Sunday, July 14, 2013
I have really struggled this week to organize my thoughts on the Asiana 777 tragedy at SFO last Saturday. Sadness with the loss of life of course, was my first reaction. I was awed at the scenes from amateur video showing the evacuation where lives were saved as well as lost. I am frustrated that once again, experienced professional airmen with the best intentions were unable to prevent this accident.
The NTSB team that is investigating this accident will determine the factors, the set of threats if you will, that led to this fatal, hull loss. They ultimately will determine the probable cause and contributing factors. We do know that the aircraft was in an undesired state from which the crew could not or did not recover, but that is just the starting point.
It has been said that there are three crucial points in the evolution of an accident. They are the point at which an accident becomes possible, the point when an accident becomes probable and then the point where an accident is inevitable. Avoidance or recovery by the crew is possible, but becomes increasingly more difficult until the third point is reached.
The analysis of approach and landing accidents resulting in a runway excursion has shown that unstable approaches are a major contributing factor. In a majority of these accidents, absence of a go around or missed approach was the point at which probable became inevitable.
It is far too early in the investigation of Asiana 214 to discuss or speculate what factors, i.e. threats and errors, contributed to the accident. It is certainly appropriate, however, to discuss the psychological factors that go into the critical decision to execute or not execute a go around.
The psychology of a go around is a profound and complex topic. It would appear to be very simple, particularly in light of the fact that most operators and regulators have very clear procedural guidance on the continuation of an unstable approach. Why then, do the statistics show that only a small number of unstable approaches by scheduled carriers result in a go around? FOQA (Flight Ops Quality Assurance) recorders, LOSA (Line Operational Safety Audit) observers as well as anecdotal data all confirm the same paradigm. Airline pilots fly very few (far less than 5%) approaches that would be classified as unstable. However, of that small number of unstable approaches, very few go-arounds are performed. It is this conundrum that defines the psychology of a go around.

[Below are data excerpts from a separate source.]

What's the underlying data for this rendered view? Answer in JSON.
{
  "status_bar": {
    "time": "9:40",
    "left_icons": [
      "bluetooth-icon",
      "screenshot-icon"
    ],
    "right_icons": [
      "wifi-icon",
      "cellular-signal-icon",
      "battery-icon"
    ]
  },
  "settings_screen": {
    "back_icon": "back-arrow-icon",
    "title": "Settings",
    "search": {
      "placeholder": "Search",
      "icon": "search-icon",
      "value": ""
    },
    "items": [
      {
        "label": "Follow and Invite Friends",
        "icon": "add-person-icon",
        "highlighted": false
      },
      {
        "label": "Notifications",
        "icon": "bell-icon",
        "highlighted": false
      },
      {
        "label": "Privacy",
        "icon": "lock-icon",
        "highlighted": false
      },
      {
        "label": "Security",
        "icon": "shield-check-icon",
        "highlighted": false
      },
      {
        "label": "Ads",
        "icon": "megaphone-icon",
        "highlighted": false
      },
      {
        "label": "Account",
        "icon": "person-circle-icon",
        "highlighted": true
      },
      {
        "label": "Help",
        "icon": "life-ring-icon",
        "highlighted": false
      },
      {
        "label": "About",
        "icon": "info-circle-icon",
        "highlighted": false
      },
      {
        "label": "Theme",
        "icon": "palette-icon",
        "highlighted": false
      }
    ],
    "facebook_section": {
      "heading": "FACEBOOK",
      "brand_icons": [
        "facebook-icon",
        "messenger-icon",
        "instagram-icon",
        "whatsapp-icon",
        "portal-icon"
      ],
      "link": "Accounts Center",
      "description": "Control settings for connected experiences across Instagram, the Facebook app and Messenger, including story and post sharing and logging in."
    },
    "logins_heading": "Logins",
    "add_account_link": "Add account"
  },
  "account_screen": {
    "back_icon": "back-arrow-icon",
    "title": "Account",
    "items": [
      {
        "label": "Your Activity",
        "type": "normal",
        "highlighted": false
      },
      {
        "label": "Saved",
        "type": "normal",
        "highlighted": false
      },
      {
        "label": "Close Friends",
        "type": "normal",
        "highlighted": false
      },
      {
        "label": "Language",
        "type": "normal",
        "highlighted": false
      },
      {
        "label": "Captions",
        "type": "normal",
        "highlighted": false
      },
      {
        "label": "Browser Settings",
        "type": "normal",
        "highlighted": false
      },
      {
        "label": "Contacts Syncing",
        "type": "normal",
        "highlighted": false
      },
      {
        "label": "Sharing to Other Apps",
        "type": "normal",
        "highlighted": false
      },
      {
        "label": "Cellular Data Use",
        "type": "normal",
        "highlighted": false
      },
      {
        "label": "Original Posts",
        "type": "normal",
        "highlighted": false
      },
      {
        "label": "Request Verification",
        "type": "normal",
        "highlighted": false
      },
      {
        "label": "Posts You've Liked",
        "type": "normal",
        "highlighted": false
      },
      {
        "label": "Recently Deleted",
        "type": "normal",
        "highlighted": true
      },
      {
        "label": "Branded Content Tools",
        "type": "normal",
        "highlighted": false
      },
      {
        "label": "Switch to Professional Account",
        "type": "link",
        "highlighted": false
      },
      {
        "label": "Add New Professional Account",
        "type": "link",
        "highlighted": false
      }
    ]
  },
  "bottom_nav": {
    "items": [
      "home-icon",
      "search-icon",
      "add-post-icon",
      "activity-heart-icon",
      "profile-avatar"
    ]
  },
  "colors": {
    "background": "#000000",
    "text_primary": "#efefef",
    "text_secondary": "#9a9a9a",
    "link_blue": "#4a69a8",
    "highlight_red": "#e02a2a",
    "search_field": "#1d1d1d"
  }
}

Why is the continuation of an unstable approach to a landing such a common occurrence? The same pilots who land out of an unstable approach would never consider continuing below a decision altitude on an instrument approach. Years ago one would occasionally come across a “cowboy pilot” that would duck under, but I haven’t heard of that in many years. Why do pilots treat the bottom line or decision altitude on an instrument approach differently than the stabilized bottom line, usually 500’ AGL, on a visual approach? Is it because we have not “given ourselves emotional permission” to go around? Is it just a matter of ego or saving face? Is it the same mental process that allows drivers to be ok with talking on a mobile phone because they have “gotten away” with it in the past? Is it because pilots see their immediate and specific goal as landing vs. the general objective of maintaining a safe operation? Is it because the crew does not think a go around is necessary at that point to remain safe?
I am not a psychologist and I struggle to completely resolve these questions in my own mind. I could not begin to answer them for anyone else or the pilot population as a whole. I wonder what would be the effect of making a go around the default termination of a visual approach like that of an approach in instrument conditions. We are always emotionally prepared as well as mentally committed to a missed approach in low visibility. Why can’t we be as prepared and committed to a go around on a visual approach?
Accident investigation data has shown that policy and procedure alone are not adequate to address this perplexing issue. The data has also shown that non-compliance is seldom an overt act, but rather the result of some distraction or other operational threat. In fact, sometimes the rigid or compulsive pursuit of procedural compliance becomes the distraction. It’s the classic case of getting lost in the forest because of all the trees. The points where an accident or incident progresses from possible to probable to inevitable are not objective, but rather exist subjectively in the mindset of the crew.
Are we, individually and collectively, prepared and committed to execute an unnecessary go around to avoid the point where probable becomes inevitable?